It's Lianne's birthday today, so I took the day off, but thanks to the magic of release week at work, I'll be doing some work today to prep myself. I've been extremely nervous about this week's release, as we/I made some serious changes to the both codebase and how part of the infrastructure will work which always means there can be unexpected issue transitioning from our staging environment to our various production regions. The rest of the week may be hectic and crazy or maybe it will be perfectly calm and fine. I have no way to know at this point.
We've been watching Fleabag on Amazon recently. Awhile back I had tried the first episode and was not that interested in it. It seemed too... harsh? But after hearing a lot of buzz about it, we revisited, and we both thought it got a lot better as it went on. We're into season 2 now, and it's taking an unusual turn. Throughout the series (right from the beginning) the protagonist will look at the camera and talk, breaking the fourth wall and addressing the audience. Little asides, or just glances and facial expressions. You get used to it and it can be amusing and it just feels like a metafictional quirk of the show. But in the second season, she meets this Catholic priest and at one point she's talking to him and turns to say something to the camera and he's like, "What was that? Where did you go just now?" It's a striking alteration to the reality of the show. He's starts noticing it more and more and once even seems to hear what she said.

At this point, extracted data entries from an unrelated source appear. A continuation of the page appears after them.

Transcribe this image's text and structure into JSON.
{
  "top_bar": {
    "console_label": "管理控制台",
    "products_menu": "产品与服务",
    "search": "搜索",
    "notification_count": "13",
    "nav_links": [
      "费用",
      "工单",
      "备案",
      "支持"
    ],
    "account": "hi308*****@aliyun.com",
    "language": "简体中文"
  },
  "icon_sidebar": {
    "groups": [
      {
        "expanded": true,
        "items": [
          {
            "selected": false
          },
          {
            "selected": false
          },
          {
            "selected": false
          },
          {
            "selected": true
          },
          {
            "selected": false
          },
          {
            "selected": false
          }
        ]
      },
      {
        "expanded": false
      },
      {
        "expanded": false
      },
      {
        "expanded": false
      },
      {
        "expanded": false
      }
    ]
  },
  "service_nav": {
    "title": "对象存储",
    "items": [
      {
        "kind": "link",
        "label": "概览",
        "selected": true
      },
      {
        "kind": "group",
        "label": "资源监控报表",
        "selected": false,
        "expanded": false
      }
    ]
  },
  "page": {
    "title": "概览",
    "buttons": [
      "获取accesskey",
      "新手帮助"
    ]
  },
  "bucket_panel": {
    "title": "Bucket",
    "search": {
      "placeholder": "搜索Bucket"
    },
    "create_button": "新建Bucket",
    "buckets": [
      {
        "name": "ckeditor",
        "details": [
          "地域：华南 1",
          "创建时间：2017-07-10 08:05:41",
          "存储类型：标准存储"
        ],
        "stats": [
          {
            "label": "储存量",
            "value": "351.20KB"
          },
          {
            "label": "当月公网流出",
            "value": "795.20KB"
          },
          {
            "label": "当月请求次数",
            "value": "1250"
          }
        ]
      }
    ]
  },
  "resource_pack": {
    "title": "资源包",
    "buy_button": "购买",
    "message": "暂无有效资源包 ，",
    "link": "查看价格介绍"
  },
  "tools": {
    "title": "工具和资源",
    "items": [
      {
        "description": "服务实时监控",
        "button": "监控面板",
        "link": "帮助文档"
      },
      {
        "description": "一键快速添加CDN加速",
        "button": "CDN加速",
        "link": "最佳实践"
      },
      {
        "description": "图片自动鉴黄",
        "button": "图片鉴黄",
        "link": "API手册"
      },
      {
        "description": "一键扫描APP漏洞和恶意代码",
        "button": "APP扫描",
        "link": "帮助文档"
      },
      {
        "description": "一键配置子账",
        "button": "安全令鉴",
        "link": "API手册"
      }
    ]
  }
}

This alteration to the reality got me spinning new ideas about how I've been reading these asides. I have no idea if they are true, but I've created hypotheses as I view (which is something Bordwell talks about in Narration in the Fiction Film which I am almost finished reading). Before the scene with the priest occurs, she's talking to an analyst and when asked if you has any friends, she seems to refer to the audience (i.e. the people she's talking to when she looks at the camera) as her friends. And sometimes when she does the talking, they cut to her dead friend making gestures or expressions as if in response to what she said. So now I'm thinking that she's NOT talking to the camera/audience/fourth wall, she's actually talking to her people in her head... her dead friend... maybe others. The metafictional element shifts to become a... fictional element.
I have no idea if this is what is going on, but now it's something I'm watching for. Besides all that it is a funny show, I laugh out loud a lot at it.